The Chennai Port Trust (ChPT) is caught in a Catch-22 situation. Its decision to revise the tariff (Scale of Rates) effective November 29, has faced stiff opposition from the port users. However, without an increase, it would be impossible for the ChPT to meet its expenses, especially the huge wage bill after the pay revision from January 1, 2017. The pay revision has led to an increase in labour cost by nearly 30 per cent, forcing the ChPT to hike the tariff, said an official of ChPT.
The Chennai port competes with the neighbouring Kamarajar, Katupalli and Krishnapatinam ports. While other ports are reducing their tariffs to attract cargo, ChPT has increased it, making the port uncompetitive, feel many port users. The rate increase has come at a time when the port is struggling to find cargo, said one user.
For the period April-October 2019, cargo throughput at the port declined by nearly 9 per cent to 28.58 million tonnes, as against 31.43 million tonnes in the same period last year, according to data released by the Indian Ports’ Association that represents the major ports.
The tariff increase was 36 per cent in stevedoring; between 15-30 per cent in others such as wharfage, storage and vessel-related charges, and close to 50 per cent in demurrage, said Ishwar Achanta, President, The Chennai Port Stevedores’ Association, whose members provide cargo loading and unloading services at the port.
“The increase is a death knell for the port. Surely our ships bringing 1 million tonnes per annum will shift. Already, a ship called at Kattupalli and loaded 6,000 MT last week and the next ship is also due there,” he said.
Achanta said that at a meeting with stakeholders on November 14, Mansukh Mandaviya, Union Minister of State for Shipping (Independent Charge), said that ChPT cannot load its costs such as pension pay-outs and increased salaries (on account of wage revision) onto the tariff levied on port users. “However, we were shocked to receive a notification from the ChPT Traffic Manager’s office, advising that the increased Scale will come into effect on November 29,” he told.
“With Chettinad Multi Cargo terminal at Kamarajar Port ramping up operations after a slow start, and Kattupalli Port offering huge discounts resulting in the diversion of Caterpillar and granite blocks exports, and with Krishnapatnam port on the verge of being acquired by Adani Ports, we, the primary stakeholders of Chennai port, are seriously disadvantaged by ChPT increasing handling costs,” said Achanta.
‘Workers will be affected’
“It is our earnest request to take cognizance of the serious difficulties being faced by our members in sustaining their companies and their businesses. Directly and indirectly, 5,000 workers will be affected by this move to increase tariff leading to immediate diversion of cargo,” he appealed to both the Shipping Ministry and ChPT.

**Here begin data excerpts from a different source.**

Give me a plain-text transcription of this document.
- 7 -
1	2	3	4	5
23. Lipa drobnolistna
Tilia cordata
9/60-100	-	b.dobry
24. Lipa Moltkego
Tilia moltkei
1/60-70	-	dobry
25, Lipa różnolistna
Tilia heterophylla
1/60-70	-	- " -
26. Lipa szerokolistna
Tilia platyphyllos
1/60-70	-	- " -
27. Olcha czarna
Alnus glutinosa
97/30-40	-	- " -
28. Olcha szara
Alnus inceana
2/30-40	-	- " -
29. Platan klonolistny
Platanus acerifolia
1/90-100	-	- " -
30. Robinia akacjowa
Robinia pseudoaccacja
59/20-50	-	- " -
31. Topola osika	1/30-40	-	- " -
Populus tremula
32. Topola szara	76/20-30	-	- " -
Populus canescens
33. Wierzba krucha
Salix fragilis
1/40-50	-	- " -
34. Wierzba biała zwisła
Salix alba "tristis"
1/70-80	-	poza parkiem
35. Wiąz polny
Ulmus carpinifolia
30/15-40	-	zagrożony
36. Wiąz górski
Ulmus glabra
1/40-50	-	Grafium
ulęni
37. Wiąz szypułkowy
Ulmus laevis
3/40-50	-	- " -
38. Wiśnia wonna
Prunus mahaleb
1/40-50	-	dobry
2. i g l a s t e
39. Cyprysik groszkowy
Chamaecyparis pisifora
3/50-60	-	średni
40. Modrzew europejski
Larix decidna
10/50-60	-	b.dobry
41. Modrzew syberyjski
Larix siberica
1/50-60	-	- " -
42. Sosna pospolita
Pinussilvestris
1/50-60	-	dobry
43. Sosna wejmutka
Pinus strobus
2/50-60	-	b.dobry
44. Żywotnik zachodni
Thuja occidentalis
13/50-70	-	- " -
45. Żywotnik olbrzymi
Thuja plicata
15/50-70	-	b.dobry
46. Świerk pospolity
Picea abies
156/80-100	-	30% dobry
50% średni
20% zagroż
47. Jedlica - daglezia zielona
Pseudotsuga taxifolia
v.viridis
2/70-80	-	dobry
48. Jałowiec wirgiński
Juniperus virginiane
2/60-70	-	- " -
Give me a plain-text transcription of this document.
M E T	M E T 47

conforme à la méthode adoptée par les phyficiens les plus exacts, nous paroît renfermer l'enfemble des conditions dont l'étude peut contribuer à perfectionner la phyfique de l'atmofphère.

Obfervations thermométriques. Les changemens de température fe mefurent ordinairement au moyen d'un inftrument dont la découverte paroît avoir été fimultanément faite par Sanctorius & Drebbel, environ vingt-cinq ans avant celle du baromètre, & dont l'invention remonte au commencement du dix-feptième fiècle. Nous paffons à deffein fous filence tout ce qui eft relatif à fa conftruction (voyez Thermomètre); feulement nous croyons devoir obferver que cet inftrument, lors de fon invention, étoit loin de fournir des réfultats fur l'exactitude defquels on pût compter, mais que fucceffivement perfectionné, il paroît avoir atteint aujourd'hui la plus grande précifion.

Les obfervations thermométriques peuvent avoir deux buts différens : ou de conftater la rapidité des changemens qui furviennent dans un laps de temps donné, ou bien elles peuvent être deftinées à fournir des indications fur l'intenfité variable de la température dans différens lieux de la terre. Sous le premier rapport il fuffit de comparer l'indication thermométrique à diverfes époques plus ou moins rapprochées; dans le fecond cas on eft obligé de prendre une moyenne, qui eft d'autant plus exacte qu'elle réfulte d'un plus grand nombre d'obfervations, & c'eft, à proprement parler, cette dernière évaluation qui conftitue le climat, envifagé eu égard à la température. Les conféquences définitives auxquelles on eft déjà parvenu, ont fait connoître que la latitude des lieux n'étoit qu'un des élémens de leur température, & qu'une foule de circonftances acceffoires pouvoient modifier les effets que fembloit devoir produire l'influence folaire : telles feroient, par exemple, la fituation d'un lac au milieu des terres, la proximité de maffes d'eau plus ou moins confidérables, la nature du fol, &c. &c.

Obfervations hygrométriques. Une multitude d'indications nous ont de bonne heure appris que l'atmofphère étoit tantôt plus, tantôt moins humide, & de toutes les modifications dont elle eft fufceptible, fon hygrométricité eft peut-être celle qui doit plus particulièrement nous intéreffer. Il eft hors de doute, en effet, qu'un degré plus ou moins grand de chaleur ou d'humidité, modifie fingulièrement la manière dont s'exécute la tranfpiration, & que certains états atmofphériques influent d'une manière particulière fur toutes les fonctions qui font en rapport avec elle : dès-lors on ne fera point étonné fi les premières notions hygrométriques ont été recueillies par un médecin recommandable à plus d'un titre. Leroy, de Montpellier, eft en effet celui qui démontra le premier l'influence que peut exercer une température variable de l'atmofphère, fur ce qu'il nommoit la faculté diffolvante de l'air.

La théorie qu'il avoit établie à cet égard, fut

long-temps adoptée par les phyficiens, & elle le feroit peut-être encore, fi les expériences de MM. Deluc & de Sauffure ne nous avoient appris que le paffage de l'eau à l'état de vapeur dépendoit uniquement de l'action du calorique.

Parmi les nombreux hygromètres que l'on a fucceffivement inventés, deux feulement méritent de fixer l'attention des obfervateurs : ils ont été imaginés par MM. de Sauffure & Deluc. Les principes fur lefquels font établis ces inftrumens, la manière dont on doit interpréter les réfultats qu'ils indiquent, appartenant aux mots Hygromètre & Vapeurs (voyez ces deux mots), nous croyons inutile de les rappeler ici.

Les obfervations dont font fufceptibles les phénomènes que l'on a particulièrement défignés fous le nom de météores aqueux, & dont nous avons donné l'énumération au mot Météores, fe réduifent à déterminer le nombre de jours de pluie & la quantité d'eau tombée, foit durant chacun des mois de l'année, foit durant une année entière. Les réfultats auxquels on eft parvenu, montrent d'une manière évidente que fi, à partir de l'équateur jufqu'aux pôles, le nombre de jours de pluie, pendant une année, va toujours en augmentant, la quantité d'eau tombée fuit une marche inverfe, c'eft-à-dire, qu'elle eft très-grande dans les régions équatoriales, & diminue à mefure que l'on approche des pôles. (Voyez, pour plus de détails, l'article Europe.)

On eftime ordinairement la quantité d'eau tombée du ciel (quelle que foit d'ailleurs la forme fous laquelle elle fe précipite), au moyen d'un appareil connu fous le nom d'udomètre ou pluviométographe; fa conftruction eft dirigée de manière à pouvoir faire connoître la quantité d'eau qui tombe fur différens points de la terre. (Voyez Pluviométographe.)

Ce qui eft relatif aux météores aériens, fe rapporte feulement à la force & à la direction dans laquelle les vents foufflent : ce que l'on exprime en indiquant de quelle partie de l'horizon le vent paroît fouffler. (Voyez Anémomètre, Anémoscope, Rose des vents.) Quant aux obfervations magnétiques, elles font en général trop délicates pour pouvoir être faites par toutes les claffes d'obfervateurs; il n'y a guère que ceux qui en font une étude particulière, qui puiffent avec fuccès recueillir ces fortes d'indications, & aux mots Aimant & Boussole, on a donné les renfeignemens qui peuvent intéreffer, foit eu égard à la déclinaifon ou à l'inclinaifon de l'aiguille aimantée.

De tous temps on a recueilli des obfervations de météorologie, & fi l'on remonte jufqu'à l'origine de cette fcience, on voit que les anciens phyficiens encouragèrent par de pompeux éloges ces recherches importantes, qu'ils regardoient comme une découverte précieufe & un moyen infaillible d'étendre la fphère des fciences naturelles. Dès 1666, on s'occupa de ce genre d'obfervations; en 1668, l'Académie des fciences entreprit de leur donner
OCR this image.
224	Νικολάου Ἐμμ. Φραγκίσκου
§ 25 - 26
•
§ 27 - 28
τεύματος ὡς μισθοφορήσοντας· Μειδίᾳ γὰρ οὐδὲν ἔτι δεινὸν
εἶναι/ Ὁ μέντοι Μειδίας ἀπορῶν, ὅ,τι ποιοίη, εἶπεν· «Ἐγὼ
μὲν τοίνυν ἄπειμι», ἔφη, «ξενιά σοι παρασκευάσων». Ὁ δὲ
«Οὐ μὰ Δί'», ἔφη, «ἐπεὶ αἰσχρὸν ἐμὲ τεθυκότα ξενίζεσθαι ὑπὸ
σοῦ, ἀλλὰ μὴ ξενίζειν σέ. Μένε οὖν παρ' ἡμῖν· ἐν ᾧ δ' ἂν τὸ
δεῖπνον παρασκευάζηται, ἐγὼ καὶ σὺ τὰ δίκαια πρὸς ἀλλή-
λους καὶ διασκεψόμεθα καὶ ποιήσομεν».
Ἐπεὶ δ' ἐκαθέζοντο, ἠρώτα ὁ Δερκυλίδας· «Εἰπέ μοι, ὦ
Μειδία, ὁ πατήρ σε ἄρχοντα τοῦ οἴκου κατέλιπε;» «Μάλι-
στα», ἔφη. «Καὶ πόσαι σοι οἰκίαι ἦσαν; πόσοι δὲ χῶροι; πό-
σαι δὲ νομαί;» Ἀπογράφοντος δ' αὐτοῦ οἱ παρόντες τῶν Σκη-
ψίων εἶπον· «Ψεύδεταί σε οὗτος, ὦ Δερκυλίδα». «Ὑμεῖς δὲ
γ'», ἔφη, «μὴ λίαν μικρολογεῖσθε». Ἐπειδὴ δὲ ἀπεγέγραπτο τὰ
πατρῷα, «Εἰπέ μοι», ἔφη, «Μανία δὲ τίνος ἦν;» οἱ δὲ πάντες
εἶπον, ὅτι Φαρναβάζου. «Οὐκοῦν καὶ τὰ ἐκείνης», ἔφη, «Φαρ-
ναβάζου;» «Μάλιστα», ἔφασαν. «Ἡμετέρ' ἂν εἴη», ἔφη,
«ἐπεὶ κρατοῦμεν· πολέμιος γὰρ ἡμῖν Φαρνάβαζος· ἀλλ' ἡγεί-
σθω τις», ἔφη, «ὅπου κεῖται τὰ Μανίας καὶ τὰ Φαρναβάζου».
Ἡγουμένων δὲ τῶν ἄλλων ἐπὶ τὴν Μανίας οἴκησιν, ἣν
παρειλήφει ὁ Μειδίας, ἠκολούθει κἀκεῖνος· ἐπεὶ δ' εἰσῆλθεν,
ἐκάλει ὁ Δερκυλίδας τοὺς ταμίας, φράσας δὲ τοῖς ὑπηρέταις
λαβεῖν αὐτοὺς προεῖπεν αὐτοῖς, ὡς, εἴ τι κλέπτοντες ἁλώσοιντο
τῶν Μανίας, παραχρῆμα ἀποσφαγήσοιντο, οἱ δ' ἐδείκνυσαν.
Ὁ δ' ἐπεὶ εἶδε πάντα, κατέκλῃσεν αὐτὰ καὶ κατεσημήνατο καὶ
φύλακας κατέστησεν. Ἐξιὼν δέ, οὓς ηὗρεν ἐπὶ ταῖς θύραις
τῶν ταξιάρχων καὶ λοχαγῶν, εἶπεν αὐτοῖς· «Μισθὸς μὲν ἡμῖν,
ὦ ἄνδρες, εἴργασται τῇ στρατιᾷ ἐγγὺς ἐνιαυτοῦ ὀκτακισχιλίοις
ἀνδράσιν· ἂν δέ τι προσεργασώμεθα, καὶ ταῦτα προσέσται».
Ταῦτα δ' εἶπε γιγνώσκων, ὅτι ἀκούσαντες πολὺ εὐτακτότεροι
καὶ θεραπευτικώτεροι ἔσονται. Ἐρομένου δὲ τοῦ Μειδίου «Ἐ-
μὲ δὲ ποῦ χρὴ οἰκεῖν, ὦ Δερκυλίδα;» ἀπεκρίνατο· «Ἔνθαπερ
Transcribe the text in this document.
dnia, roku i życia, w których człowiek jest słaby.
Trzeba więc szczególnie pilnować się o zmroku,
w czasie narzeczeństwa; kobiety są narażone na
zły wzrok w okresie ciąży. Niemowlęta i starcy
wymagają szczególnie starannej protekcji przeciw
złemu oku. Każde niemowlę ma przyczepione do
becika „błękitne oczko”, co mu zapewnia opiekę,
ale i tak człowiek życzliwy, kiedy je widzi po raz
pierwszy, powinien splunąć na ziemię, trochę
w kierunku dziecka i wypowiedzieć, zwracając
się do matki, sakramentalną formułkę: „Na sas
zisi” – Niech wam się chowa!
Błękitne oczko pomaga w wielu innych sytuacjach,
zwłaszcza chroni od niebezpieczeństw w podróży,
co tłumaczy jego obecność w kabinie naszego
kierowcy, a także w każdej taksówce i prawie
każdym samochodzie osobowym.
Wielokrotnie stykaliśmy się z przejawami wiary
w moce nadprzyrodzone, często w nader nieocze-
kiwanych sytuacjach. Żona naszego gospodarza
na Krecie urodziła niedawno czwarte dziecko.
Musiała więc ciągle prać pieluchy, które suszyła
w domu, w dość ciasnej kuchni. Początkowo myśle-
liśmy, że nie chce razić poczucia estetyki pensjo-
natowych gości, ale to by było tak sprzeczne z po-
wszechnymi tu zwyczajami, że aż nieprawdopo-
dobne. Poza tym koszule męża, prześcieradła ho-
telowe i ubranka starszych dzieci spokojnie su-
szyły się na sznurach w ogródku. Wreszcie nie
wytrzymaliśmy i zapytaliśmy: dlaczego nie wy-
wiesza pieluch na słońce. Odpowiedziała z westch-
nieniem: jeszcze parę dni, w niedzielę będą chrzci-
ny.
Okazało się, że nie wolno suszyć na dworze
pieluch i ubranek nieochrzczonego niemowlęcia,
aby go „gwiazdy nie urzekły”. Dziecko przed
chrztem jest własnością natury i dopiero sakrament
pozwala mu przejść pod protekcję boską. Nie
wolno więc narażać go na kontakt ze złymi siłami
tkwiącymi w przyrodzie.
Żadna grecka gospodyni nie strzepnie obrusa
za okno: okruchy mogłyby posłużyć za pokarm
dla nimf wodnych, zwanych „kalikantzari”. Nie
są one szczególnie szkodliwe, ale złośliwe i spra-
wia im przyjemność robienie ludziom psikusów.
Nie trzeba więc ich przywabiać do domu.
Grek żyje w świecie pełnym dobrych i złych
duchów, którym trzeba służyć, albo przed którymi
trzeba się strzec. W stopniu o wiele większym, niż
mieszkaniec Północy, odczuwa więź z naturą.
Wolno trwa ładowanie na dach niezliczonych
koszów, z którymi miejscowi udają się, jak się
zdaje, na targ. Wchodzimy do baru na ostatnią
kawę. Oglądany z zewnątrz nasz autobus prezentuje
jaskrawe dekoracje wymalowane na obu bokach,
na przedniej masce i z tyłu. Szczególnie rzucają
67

“We request you to defer the implementation of the scale of rates and assist the trade to retain the already low volumes at Chennai Port,” he added.
Stakeholders consulted, says ChPT Chairman
Defending the tariff increase, ChPT Chairman P Raveendran said that the SoR is revised with due consultation of the stakeholders, and most of their concerns were taken care of and thereafter the proposal for the revision of SoR was sent to Tariff Authority for Major Ports (TAMP), besides publishing the proposed SoR in the Chennai Port website as per the TAMP guidelines.
TAMP, after due process, conducted the public hearing with all the stakeholders. The issues raised during the meeting were again analysed and many of the increases proposed such as ‘cold move’ charges; double berth hire charges for occupation of double berth by large ships; increase in wharfage for cereals and pulses and fertilizers; wharfage rates for oil bunkering, coir and jute, documentation charges for vessel imported as cargo, were withdrawn.
The increase was mainly in areas like on board labour charges (shown part of stevedoring charges) which was necessitated due to pay revision from January 1, 2017, and the ChPT had absorbed this increase till date. “The overall increase in tariff due to the revision will be only around 3 per cent for a ship calling at the port,” Raveendran said.
However, the impact of these labour charges is minimal since the port has implemented National Industrial Tribunal Award on manning scale in toto, he said.